Score : 300 points

Problem Statement

There are N cities on a 2D plane. The coordinate of the i-th city is (x_i, y_i). Here (x_1, x_2, \dots, x_N) and (y_1, y_2, \dots, y_N) are both permuations of (1, 2, \dots, N).

For each k = 1,2,\dots,N, find the answer to the following question:

Rng is in City k. Rng can perform the following move arbitrarily many times:

  • move to another city that has a smaller x-coordinate and a smaller y-coordinate, or a larger x-coordinate and a larger y-coordinate, than the city he is currently in.

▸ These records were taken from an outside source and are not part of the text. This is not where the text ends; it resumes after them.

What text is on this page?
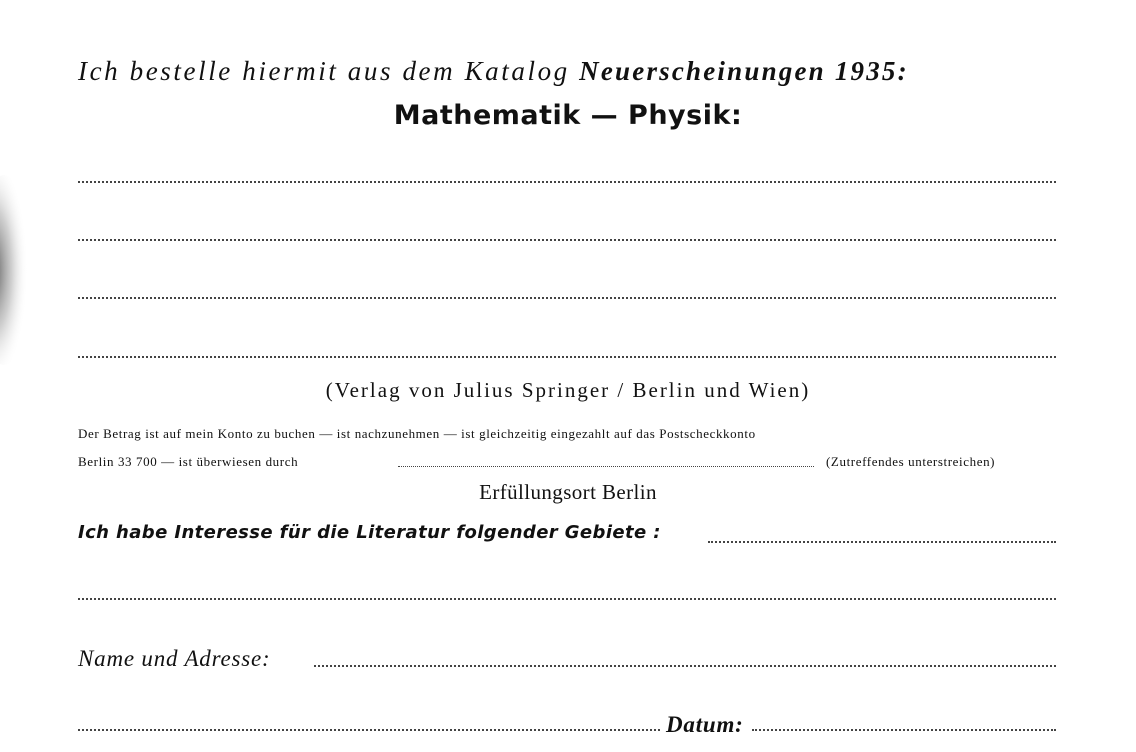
Ich bestelle hiermit aus dem Katalog Neuerscheinungen 1935:
Mathematik — Physik:
(Verlag von Julius Springer / Berlin und Wien)
Der Betrag ist auf mein Konto zu buchen — ist nachzunehmen — ist gleichzeitig eingezahlt auf das Postscheckkonto
Berlin 33 700 — ist überwiesen durch	(Zutreffendes unterstreichen)
Erfüllungsort Berlin
Ich habe Interesse für die Literatur folgender Gebiete :
Name und Adresse:
Datum:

How many cities (including City k) are reachable from City k?

Constraints

  • 1 \leq N \leq 200,000
  • (x_1, x_2, \dots, x_N) is a permutation of (1, 2, \dots, N).
  • (y_1, y_2, \dots, y_N) is a permutation of (1, 2, \dots, N).
  • All values in input are integers.

Input

Input is given from Standard Input in the following format:

N
x_1 y_1
x_2 y_2
:
x_N y_N

Output

Print N lines. In i-th line print the answer to the question when k = i.

Sample Input 1

4
1 4
2 3
3 1
4 2

Sample Output 1

1
1
2
2

Rng can reach City 4 from City 3, or conversely City 3 from City 4.

Sample Input 2

7
6 4
4 3
3 5
7 1
2 7
5 2
1 6

Sample Output 2

3
3
1
1
2
3
2